Temperatures in the waters off the coast of southern Florida and the Florida Keys this month have been as high as 97 degrees Fahrenheit, according to the National Data Buoy Center.

In the summer, waters in the Keys are normally reminiscent of bath water, but temperatures that high can threaten coral reefs. And it’s still fairly early in the season. Heat stress usually affects corals the most in August and September, reported The New York Times.

“We’re entering uncharted territories,” said Derek Manzello, an ecologist and the coordinator of NOAA’s Coral Reef Watch program, as The New York Times reported.

The longer exceptionally high temperatures last, the more stressed corals can get, reported The Conversation. Part of the reason is that, unlike other marine animals, corals can’t swim in search of a cooler spot.

Coral reefs are so colorful and vibrant because they have the most biodiversity of any marine ecosystem, according to the National Oceanic and Atmospheric Administration (NOAA). Though they only cover 0.2 percent of the seabed, coral reefs support approximately 25 percent of all ocean life.

Coral reefs like those in the Florida Keys support the economy by attracting tourists, and also support the fish and fisheries that feed millions.

Warming waters due to climate change can be so damaging to corals because they are so sensitive to changes of even a degree or two.

The planet’s oceans absorb the excess heat generated by the burning of fossil fuels, and when water temperatures get too high, it causes corals to expel the algae they feed upon, turning them white, The New York Times reported. If the waters stay warm for too long, or bleaching events happen too close together, corals may not recover.

According to one study, the world has lost half its living corals since the 1950s.

Corals “host a microscopic symbiotic algae called zooxanthella that photosynthesizes just like plants, providing food to the coral. When the surrounding waters get too warm for too long, the zooxanthellae leave the coral, and the coral can turn pale or white,” Ian Enochs, a research ecologist with NOAA, wrote in The Conversation. “If corals stay bleached, they can become energetically compromised and ultimately die.
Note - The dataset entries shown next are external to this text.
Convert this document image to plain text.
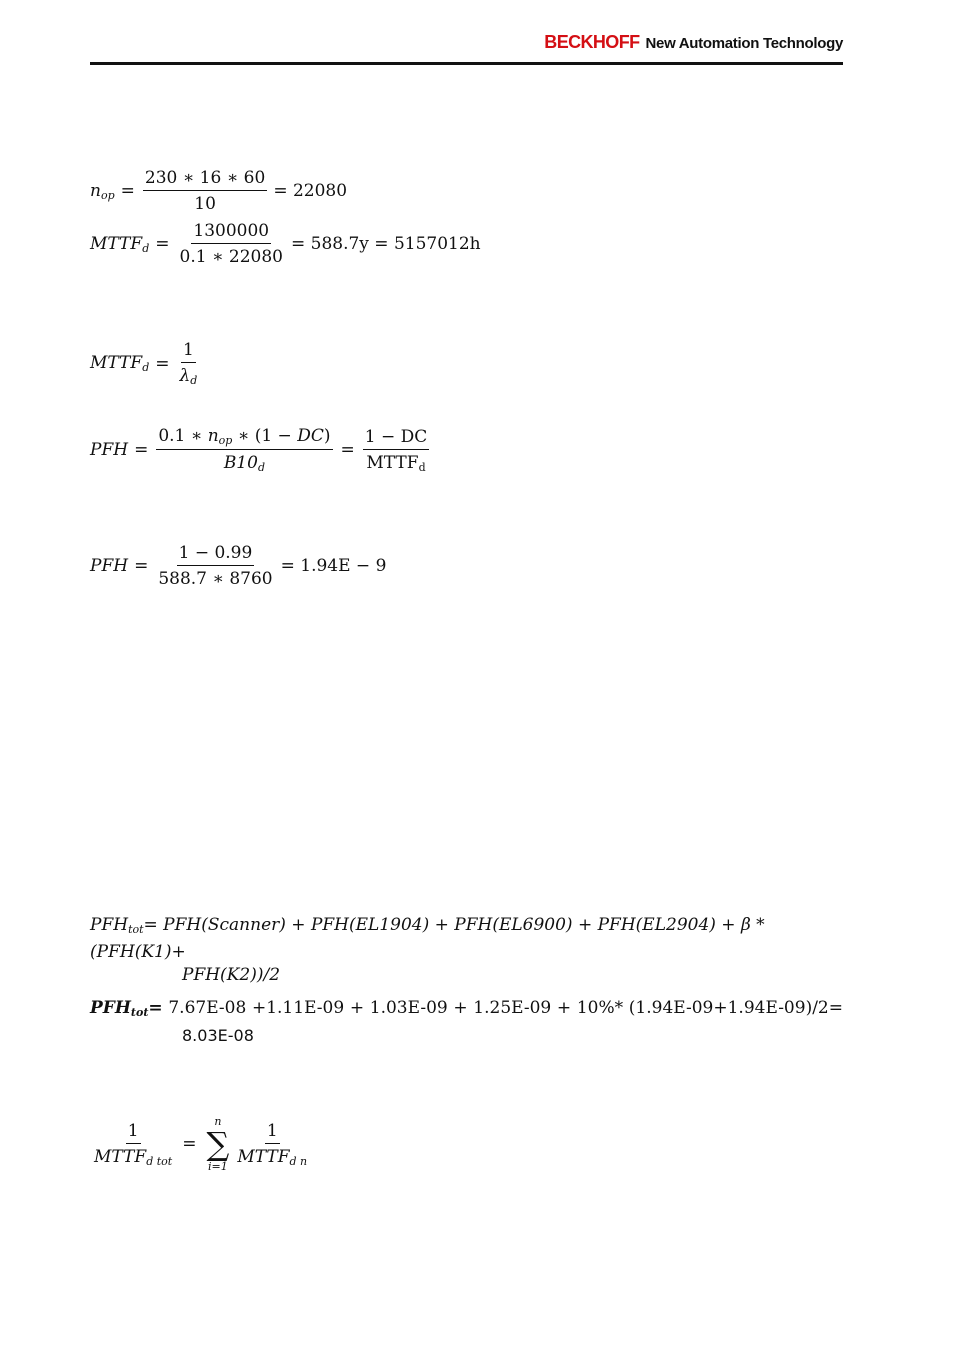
BECKHOFF New Automation Technology
$n_{op} = \frac{230 ∗ 16 ∗ 60}{10} = 22080$
$MTTF_d = \frac{1300000}{0.1 ∗ 22080} = 588.7y = 5157012h$
$MTTF_d = \frac{1}{\lambda_d}$
PFH = $\frac{0.1 ∗ n_{op} ∗ (1 - DC)}{B10_d} = \frac{1 - DC}{MTTF_d}$
PFH = $\frac{1 - 0.99}{588.7 ∗ 8760} = 1.94E - 9$
$PFH_{tot}=$ PFH(Scanner) + PFH(EL1904) + PFH(EL6900) + PFH(EL2904) + β * (PFH(K1)+
PFH(K2))/2
$PFH_{tot}= 7.67E-08 +1.11E-09 + 1.03E-09 + 1.25E-09 + 10\%*$ (1.94E-09+1.94E-09)/2=
8.03E-08
$\frac{1}{MTTF_{d tot}}$ =
n
∑
$i=1 \frac{1}{MTTF_{d n}}$
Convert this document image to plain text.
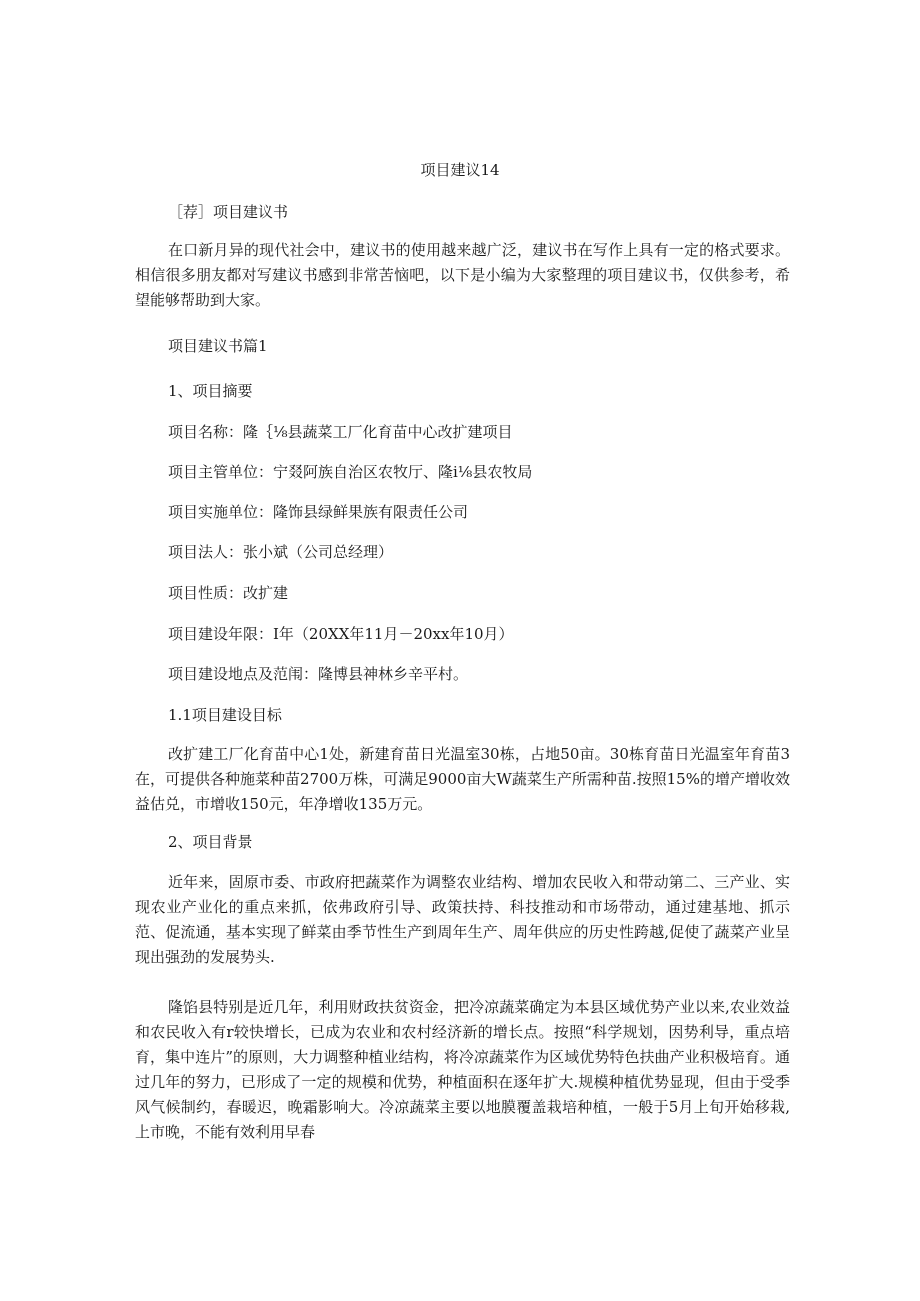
项目建议14
［荐］项目建议书
在口新月异的现代社会中，建议书的使用越来越广泛，建议书在写作上具有一定的格式要求。相信很多朋友都对写建议书感到非常苦恼吧，以下是小编为大家整理的项目建议书，仅供参考，希望能够帮助到大家。
项目建议书篇1
1、项目摘要
项目名称：隆｛⅛县蔬菜工厂化育苗中心改扩建项目
项目主管单位：宁叕阿族自治区农牧厅、隆i⅛县农牧局
项目实施单位：隆饰县绿鲜果族有限责任公司
项目法人：张小斌（公司总经理）
项目性质：改扩建
项目建设年限：I年（20XX年11月－20xx年10月）
项目建设地点及范闱：隆博县神林乡辛平村。
1.1项目建设目标
改扩建工厂化育苗中心1处，新建育苗日光温室30栋，占地50亩。30栋育苗日光温室年育苗3在，可提供各种施菜种苗2700万株，可满足9000亩大W蔬菜生产所需种苗.按照15%的增产增收效益估兑，市增收150元，年净增收135万元。
2、项目背景
近年来，固原市委、市政府把蔬菜作为调整农业结构、增加农民收入和带动第二、三产业、实现农业产业化的重点来抓，依弗政府引导、政策扶持、科技推动和市场带动，通过建基地、抓示范、促流通，基本实现了鲜菜由季节性生产到周年生产、周年供应的历史性跨越,促使了蔬菜产业呈现出强劲的发展势头.
隆馅县特别是近几年，利用财政扶贫资金，把冷凉蔬菜确定为本县区域优势产业以来,农业效益和农民收入有r较快增长，已成为农业和农村经济新的增长点。按照“科学规划，因势利导，重点培育，集中连片”的原则，大力调整种植业结构，将冷凉蔬菜作为区域优势特色扶曲产业积极培育。通过几年的努力，已形成了一定的规模和优势，种植面积在逐年扩大.规模种植优势显现，但由于受季风气候制约，春暖迟，晚霜影响大。冷凉蔬菜主要以地膜覆盖栽培种植，一般于5月上旬开始移栽,上市晚，不能有效利用早春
When corals die or their growth slows, these beautiful, complex reef habitats start disappearing and can eventually erode to sand.”

About 70 percent of Florida Keys reefs have become “net erosional,” research published in November of last year found, which means more habitat is being lost than built.
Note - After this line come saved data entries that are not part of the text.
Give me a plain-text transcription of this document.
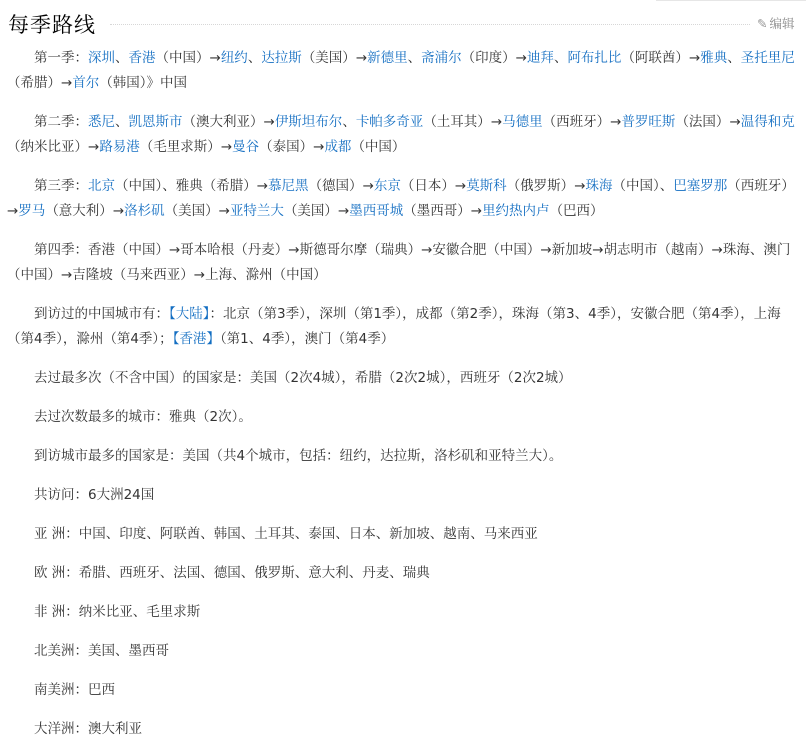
每季路线	✎ 编辑

第一季：深圳、香港（中国）→纽约、达拉斯（美国）→新德里、斋浦尔（印度）→迪拜、阿布扎比（阿联酋）→雅典、圣托里尼（希腊）→首尔（韩国）》中国

第二季：悉尼、凯恩斯市（澳大利亚）→伊斯坦布尔、卡帕多奇亚（土耳其）→马德里（西班牙）→普罗旺斯（法国）→温得和克（纳米比亚）→路易港（毛里求斯）→曼谷（泰国）→成都（中国）

第三季：北京（中国）、雅典（希腊）→慕尼黑（德国）→东京（日本）→莫斯科（俄罗斯）→珠海（中国）、巴塞罗那（西班牙）→罗马（意大利）→洛杉矶（美国）→亚特兰大（美国）→墨西哥城（墨西哥）→里约热内卢（巴西）

第四季：香港（中国）→哥本哈根（丹麦）→斯德哥尔摩（瑞典）→安徽合肥（中国）→新加坡→胡志明市（越南）→珠海、澳门（中国）→吉隆坡（马来西亚）→上海、滁州（中国）

到访过的中国城市有：【大陆】：北京（第3季），深圳（第1季），成都（第2季），珠海（第3、4季），安徽合肥（第4季），上海（第4季），滁州（第4季）；【香港】（第1、4季），澳门（第4季）

去过最多次（不含中国）的国家是：美国（2次4城），希腊（2次2城），西班牙（2次2城）

去过次数最多的城市：雅典（2次）。

到访城市最多的国家是：美国（共4个城市，包括：纽约，达拉斯，洛杉矶和亚特兰大）。

共访问：6大洲24国

亚 洲：中国、印度、阿联酋、韩国、土耳其、泰国、日本、新加坡、越南、马来西亚

欧 洲：希腊、西班牙、法国、德国、俄罗斯、意大利、丹麦、瑞典

非 洲：纳米比亚、毛里求斯

北美洲：美国、墨西哥

南美洲：巴西

大洋洲：澳大利亚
“Building these reefs has taken corals tens of thousands of years. Decimating them has taken humans mere decades. Since the late 1970s, healthy coral cover in the Florida Keys has fallen 90 percent,” reported Climate.gov.

Coral bleaching has been seen recently in other parts of the world, including in Costa Rica, El Salvador, Mexico, Columbia, Belize and Panama, The Conversation reported.
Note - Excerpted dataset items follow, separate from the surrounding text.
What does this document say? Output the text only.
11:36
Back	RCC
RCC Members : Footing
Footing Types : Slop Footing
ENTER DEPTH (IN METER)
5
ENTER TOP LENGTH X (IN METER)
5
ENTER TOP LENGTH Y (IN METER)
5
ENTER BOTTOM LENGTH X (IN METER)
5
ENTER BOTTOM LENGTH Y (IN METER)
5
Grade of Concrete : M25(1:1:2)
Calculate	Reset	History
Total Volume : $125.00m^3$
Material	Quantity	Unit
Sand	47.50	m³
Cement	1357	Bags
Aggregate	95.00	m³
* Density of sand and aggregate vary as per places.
The overarching cause of the current marine heat wave is human-caused global warming, which has been exacerbated by El Niño. Thankfully, mass coral death hasn’t been seen with this extreme bout of ocean warming yet.

“Coral bleaching on a large scale has really been documented only since the early 1980s. When I talk to people who have been fishing and diving in the Florida Keys since before I was born, they have amazing stories of how vibrant the reefs used to be. They know firsthand how bad things have become because they have lived it,” Enochs wrote in The Conversation. “There isn’t currently a single silver-bullet solution, but ignoring the harm being done is not an option. There is simply too much at stake.”